Savaşa hayır demek nasıl olmalıdır? Sanırım insan kalabilirsek
savaş olmaz. Savaşa sürükleyen liderleri seçenler de biziz. Bizi temsil
ediyorlar. Suç sadece onların değil. Dünyayı yok eden gözü dönmüş her birey
savaşıyor demektir. Tabiî olanı bozan, başta kendinden başlayarak bozulan,
toprağı, havayı, suyu bozan herkes savaşı destekliyor demektir.

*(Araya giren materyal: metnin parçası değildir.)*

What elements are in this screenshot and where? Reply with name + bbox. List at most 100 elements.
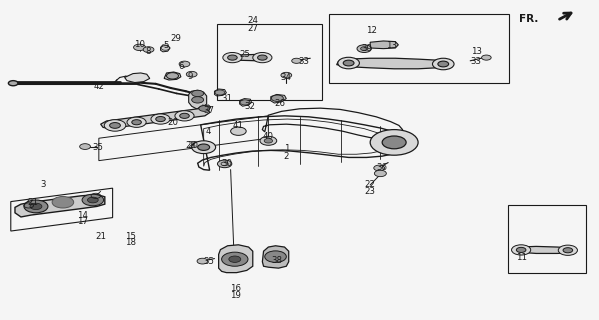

Yüksek katlı
bina yapılmaması gereken yere gökdelen diken, kalbimize batırmıyor mu o binayı?
Tarihî dokuyu yok eden neyi yok ettiğinin farkında mı?
İnsanı tamirle başlamalı. İnsan olduğumuzu hatırlamalı. Başkaca bir şeye gerek yok. Dünyada öncelikle bize teslim edileni korumakla sorumluyuz. En başta da kalbimizi. Kalbimize dönelim, o bizi doğru yere götürür. Orada savaş yoktur. Ancak cennet vardır.